Swapping Valvesprings
Changing valvesprings has never been easier. Several companies, including Comp, Crane, and TFS, now have a trick tool that will compress the valvesprings on two valves for one cylinder simultaneously by just tightening one nut. If you are changing springs with the heads on the engine, all you have to do is remove the valve covers, rocker arms, and pushrods from the particular cylinder you are working on. Next, remove the spark plug and screw in an adapter that will allow you to pump compressed air into the cylinder. With the air in the cylinder holding the valves closed, install the tool and compress the springs. Remove the keepers, and then loosen the nut to release the springs. Then reverse the procedure to install the retainers and keepers.
Budget Thermostat
If you've ever worked on an LS engine, then you are probably familiar with the combination thermostat and housing that comes on most engines for both trucks and cars. If you've ever had to replace one, then you also know they cost between $30 and $40. But sometime around 2005, perhaps with the introduction of the LS2, GM separated the thermostat from the housing, and prices dropped dramatically. It took us a while to find the housing on Rock Auto because it is listed as a water-pump housing, but you can get a separate housing from AC Delco (PN 1510595) for $4.23 and a Gates 186-degree thermostat (PN 33963) for $5.75.
Connecting Rods
Among the multiple changes that accompanied the Gen IV LS2 in 2005, GM also moved to floating-pin pistons instead of the pressed wristpins in traditional Gen III LS engines. That means the connecting rods are not interchangeable between generations, unless the pistons and rods are matched. Rod length did not change, but there are bob-weight considerations that will probably demand custom balancing should you consider using a matched set of floating pin pistons and rods in a Gen III engine.

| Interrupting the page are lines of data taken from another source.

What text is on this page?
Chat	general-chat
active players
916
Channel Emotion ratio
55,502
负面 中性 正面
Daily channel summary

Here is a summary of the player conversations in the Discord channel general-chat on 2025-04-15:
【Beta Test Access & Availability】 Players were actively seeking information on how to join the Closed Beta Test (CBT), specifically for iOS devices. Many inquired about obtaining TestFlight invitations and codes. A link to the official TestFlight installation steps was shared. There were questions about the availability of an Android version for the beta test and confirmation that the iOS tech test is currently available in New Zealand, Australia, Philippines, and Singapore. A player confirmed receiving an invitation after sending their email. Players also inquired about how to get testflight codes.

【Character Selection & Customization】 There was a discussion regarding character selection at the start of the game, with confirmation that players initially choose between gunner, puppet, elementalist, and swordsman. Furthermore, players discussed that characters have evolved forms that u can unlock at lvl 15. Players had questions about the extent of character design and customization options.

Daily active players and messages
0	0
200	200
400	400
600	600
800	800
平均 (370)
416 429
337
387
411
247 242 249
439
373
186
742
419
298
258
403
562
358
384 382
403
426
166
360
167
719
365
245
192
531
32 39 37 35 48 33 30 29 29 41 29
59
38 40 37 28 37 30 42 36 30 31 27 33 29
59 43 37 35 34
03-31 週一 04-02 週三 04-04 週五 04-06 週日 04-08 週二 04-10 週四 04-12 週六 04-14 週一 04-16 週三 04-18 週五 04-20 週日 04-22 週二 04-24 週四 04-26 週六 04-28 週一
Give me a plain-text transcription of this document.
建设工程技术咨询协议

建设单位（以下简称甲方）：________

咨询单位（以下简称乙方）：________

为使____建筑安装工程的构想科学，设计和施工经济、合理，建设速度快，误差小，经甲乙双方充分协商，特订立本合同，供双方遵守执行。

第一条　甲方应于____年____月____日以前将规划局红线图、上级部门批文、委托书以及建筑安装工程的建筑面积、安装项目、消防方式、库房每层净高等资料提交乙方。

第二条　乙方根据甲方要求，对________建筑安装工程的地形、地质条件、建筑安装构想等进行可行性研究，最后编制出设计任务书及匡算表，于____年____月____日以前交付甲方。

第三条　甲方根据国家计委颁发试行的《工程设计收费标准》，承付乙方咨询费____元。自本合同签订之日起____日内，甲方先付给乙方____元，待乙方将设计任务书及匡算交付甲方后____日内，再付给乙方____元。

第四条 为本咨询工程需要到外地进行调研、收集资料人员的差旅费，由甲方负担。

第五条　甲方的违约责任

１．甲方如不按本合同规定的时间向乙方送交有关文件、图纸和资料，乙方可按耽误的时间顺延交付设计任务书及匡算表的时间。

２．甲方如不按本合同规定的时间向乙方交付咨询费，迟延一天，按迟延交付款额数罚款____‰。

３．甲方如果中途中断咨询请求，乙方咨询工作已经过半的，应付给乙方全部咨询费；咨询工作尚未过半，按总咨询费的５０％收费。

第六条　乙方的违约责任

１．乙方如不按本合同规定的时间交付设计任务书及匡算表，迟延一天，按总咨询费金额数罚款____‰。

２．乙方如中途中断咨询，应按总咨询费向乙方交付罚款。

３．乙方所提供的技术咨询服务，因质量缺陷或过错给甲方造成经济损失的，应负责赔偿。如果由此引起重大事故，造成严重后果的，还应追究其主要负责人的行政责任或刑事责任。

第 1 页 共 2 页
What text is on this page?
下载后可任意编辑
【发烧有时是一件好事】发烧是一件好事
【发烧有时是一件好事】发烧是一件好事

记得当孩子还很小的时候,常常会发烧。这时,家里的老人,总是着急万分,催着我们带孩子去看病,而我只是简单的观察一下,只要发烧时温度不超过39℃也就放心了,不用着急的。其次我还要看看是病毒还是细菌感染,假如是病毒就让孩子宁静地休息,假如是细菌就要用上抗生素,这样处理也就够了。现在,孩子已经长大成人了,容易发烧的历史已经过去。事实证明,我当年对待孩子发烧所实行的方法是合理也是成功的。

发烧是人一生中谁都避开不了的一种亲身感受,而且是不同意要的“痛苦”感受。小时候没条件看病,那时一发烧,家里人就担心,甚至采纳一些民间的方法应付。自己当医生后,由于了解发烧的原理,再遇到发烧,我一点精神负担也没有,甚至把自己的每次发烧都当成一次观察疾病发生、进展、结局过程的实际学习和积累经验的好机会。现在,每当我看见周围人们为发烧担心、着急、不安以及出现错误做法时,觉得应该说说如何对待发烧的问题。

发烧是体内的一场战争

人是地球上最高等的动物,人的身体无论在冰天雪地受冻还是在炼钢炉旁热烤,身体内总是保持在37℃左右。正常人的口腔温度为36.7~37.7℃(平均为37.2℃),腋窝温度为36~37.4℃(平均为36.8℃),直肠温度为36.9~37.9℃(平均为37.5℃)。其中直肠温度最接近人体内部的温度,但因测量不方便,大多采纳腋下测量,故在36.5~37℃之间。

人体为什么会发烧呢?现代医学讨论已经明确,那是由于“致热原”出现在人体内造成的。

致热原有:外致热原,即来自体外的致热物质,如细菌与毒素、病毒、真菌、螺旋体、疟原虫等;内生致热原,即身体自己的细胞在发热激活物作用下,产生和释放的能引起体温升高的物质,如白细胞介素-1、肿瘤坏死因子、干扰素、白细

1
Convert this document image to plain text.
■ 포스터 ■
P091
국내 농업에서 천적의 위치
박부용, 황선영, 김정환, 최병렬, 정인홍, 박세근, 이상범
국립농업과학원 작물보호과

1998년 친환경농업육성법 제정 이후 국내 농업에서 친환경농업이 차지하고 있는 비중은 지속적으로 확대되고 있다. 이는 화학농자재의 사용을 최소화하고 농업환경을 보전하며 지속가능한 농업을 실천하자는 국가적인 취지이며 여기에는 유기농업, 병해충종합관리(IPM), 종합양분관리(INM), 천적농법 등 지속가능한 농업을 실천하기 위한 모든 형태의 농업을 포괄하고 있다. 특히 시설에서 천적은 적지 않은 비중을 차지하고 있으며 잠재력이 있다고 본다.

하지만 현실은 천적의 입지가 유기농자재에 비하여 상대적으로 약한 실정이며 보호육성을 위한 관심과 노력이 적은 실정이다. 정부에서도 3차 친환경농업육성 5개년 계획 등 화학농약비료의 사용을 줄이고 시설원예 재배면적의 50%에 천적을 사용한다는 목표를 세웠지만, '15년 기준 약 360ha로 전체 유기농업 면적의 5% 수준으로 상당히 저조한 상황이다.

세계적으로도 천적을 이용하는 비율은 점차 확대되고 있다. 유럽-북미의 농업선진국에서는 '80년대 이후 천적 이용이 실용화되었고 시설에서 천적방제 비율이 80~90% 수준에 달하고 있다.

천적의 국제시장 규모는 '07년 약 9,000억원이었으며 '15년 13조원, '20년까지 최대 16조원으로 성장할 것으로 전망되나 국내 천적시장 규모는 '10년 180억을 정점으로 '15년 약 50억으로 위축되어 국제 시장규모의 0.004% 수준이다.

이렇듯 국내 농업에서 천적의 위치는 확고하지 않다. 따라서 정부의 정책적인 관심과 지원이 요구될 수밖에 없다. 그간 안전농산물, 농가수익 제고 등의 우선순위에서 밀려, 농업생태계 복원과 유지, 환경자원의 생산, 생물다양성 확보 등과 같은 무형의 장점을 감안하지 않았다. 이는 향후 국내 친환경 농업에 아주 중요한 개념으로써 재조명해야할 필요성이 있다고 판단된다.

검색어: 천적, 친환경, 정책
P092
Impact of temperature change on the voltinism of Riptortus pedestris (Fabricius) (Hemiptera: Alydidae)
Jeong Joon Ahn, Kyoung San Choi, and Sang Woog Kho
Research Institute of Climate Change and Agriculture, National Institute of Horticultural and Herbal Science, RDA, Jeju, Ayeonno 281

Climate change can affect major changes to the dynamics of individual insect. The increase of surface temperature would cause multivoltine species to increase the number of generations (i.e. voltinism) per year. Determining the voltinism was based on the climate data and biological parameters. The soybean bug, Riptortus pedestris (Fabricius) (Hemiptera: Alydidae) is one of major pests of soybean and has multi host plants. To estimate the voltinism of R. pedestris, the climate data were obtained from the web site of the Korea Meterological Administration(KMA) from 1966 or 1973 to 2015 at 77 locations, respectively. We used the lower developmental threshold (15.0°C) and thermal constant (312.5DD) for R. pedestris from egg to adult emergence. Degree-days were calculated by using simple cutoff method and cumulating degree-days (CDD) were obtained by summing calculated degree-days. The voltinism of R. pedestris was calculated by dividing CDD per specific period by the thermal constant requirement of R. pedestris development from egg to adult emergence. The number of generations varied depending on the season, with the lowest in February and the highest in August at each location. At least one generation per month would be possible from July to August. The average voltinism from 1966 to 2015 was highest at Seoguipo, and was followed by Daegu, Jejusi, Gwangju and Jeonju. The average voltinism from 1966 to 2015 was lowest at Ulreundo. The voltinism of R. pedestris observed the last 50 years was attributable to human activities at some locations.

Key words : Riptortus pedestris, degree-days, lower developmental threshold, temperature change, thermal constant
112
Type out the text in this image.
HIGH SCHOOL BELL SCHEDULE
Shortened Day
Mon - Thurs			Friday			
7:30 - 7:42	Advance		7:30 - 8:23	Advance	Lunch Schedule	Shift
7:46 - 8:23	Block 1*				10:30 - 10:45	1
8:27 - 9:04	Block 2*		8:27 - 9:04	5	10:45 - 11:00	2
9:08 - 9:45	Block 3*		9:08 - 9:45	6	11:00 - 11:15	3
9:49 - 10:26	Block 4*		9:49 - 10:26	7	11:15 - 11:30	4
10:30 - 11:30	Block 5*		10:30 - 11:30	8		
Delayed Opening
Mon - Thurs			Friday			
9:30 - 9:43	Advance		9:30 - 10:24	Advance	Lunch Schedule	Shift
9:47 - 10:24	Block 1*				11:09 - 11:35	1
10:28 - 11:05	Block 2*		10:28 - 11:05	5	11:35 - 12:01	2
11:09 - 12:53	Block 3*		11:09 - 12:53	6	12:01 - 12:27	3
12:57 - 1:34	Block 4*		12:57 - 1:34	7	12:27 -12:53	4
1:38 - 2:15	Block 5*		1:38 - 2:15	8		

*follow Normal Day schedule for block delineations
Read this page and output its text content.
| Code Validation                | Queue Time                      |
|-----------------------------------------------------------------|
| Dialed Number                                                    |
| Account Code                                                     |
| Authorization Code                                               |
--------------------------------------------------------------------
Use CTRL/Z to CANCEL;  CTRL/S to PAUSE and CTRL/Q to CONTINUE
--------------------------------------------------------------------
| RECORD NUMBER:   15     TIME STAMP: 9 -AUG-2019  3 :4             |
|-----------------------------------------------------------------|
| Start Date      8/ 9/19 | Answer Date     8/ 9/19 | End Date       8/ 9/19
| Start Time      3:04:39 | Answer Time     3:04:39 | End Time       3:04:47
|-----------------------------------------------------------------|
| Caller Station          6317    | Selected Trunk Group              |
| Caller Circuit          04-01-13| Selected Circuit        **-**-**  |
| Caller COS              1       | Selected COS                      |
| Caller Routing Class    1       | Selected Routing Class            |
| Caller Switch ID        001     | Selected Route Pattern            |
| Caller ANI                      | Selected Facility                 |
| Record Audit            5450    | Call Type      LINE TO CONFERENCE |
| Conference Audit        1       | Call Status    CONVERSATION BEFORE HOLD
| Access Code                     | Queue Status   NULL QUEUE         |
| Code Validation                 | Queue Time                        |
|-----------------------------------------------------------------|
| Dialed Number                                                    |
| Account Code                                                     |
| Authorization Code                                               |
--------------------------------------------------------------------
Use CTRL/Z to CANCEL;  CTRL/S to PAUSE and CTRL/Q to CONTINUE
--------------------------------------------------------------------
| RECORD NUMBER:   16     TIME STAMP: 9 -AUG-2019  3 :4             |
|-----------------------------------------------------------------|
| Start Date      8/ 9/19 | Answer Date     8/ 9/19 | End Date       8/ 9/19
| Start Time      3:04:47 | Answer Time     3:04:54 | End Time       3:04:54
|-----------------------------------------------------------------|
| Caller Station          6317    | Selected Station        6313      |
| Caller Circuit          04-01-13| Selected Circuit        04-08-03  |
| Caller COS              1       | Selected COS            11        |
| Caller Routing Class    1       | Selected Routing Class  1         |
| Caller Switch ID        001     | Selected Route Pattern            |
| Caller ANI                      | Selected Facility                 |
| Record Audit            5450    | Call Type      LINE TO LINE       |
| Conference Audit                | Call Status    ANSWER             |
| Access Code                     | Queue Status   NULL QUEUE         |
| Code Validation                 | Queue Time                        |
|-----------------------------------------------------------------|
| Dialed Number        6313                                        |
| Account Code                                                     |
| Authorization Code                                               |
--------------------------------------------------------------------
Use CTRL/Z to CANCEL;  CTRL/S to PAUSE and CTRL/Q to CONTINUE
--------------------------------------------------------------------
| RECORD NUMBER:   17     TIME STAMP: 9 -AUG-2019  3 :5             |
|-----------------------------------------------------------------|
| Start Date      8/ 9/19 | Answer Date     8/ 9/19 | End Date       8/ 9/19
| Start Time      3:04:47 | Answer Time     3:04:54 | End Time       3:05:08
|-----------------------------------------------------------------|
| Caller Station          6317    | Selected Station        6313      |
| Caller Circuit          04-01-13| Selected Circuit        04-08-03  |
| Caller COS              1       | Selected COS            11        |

Budget LS Oil-Pressure Tap
One of the first things an engine-swapper might want to do is hook up a mechanical oil-pressure gauge to make sure his engine has sufficient oil pressure. The problem is that all LS engines are entirely metric. While metric adapters are available to replace the factory electric oil-pressure sending unit, there's a quick and cheap alternate route if you're willing to do a little work. The factory engines use a small aluminum cover above the oil-filter mount. You can merely drill and tap this cover for a mechanical or electric gauge connection.